Prior to July 2001, the Condominium Act established the municipal Council as the "approving authority" for conversion of previously occupied buildings to strata title ownership. In considering the first strata title conversion application with the foregoing characteristics in an RT zone, Council established the requirement that applicants enter into a covenant, as a condition of approval, when the zoning incentives resulted in more dwelling units than could be permitted without retention of the older building. This covenant, registered on title, serves to alert prospective strata lot owners of the zoning constraint on reconstruction should the existing building be destroyed. In the absence of such a covenant it is most unlikely that a prospective buyer, their solicitor, or mortgage lender, would have sufficient knowledge of the zoning limitations precluding reconstruction in a replicating form.

Since July 2001 when the Condonimium Act was replaced by the Strata Property Act, Council has delegated to the Approving Officer its "approving authority" for applications involving strata title conversion involving less than six dwelling units (as well as non-residential strata conversions). I have continued to require a covenant when the building is in one of the RT zones where reconstruction to create the same number of strata units would be precluded. This requirement has been of concern to owners/developers as a consequence of its perceived impact on dwelling unit sales. To date, three sites, comprising a total of nine residential strata lots, are subject to such a covenant.

We do not have hard data as to the number of developments in these RT zones that have taken advantage of the zoning incentives but not subsequently strata titled the development (i.e., retained the building under single ownership and provided rental accommodation).

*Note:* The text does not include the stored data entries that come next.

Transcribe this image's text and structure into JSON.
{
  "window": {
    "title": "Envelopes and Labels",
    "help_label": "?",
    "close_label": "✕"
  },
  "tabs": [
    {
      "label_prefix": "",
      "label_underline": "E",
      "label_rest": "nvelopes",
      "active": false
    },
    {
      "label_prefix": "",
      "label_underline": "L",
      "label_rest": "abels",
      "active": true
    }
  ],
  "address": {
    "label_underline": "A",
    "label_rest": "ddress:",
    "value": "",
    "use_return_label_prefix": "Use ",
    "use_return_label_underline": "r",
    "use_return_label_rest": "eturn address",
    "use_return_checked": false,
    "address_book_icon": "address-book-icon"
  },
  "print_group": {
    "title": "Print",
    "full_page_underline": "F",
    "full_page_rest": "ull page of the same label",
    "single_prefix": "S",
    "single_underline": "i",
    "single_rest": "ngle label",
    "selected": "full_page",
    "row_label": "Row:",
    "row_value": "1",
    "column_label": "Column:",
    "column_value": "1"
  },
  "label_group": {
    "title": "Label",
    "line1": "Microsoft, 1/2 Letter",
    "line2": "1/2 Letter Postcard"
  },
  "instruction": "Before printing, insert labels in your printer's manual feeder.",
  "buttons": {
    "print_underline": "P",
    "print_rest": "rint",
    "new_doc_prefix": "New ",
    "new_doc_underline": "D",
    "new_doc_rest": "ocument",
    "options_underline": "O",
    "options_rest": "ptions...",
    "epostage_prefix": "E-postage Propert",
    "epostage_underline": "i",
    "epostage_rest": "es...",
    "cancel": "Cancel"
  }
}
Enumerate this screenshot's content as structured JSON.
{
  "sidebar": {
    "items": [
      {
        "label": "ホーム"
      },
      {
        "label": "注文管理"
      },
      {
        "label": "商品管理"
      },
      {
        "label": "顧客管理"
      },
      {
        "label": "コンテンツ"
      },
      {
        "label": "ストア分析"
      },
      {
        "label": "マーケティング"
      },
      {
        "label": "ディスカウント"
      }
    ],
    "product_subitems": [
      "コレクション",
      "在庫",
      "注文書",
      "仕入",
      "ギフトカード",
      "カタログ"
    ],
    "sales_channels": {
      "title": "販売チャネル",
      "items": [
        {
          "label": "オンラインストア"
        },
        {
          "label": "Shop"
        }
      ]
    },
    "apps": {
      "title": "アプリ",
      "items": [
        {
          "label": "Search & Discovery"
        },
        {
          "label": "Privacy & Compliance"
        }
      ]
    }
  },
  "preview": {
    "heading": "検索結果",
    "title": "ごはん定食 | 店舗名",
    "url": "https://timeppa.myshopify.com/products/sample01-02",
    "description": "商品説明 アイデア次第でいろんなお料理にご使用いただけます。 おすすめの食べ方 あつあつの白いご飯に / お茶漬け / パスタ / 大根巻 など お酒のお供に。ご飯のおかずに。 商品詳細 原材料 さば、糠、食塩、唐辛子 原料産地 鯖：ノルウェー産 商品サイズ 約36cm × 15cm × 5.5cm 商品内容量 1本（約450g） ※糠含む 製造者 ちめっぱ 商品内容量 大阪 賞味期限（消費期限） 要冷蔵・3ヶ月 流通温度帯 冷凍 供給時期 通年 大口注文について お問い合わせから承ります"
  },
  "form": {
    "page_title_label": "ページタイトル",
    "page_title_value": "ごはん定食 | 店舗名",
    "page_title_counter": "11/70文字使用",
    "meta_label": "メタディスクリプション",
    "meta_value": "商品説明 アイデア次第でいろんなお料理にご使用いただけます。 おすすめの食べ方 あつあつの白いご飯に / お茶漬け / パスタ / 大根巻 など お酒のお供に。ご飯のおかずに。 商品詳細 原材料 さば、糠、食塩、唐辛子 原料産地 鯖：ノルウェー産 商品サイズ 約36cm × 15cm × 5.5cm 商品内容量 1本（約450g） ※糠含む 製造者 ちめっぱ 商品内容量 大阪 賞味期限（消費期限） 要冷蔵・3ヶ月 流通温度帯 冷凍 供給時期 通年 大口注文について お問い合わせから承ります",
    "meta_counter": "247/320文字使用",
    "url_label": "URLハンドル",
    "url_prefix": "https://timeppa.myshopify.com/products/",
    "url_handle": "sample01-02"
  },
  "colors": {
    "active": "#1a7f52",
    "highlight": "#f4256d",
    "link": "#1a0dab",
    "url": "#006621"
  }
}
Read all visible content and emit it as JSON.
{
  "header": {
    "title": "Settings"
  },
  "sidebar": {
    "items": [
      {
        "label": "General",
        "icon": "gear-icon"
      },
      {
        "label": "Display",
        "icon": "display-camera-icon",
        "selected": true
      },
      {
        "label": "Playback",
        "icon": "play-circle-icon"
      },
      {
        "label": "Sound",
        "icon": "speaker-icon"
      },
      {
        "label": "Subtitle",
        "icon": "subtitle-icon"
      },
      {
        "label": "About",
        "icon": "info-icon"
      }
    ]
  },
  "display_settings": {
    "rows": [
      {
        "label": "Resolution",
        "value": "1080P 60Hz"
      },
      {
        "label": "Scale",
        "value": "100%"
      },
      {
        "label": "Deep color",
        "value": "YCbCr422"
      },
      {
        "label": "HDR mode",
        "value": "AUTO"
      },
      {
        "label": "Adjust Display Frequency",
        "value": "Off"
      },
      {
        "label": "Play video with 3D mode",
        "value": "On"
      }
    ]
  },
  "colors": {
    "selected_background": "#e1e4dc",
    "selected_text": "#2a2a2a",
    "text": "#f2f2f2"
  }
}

Nonetheless, strata titling is believed to be the option pursued in all but the rarest of cases, even if the strata units may be rented in the short term.

The proposed amendments to the RT District Schedules are recommended irrespective of strata titling as they will provide certainty of reconstruction, in a replicating form, if an older, "existing building" previously benefiting from the zoning incentives is destroyed by fire. Enactment of the amendment would also eliminate the covenant as a condition of strata titling.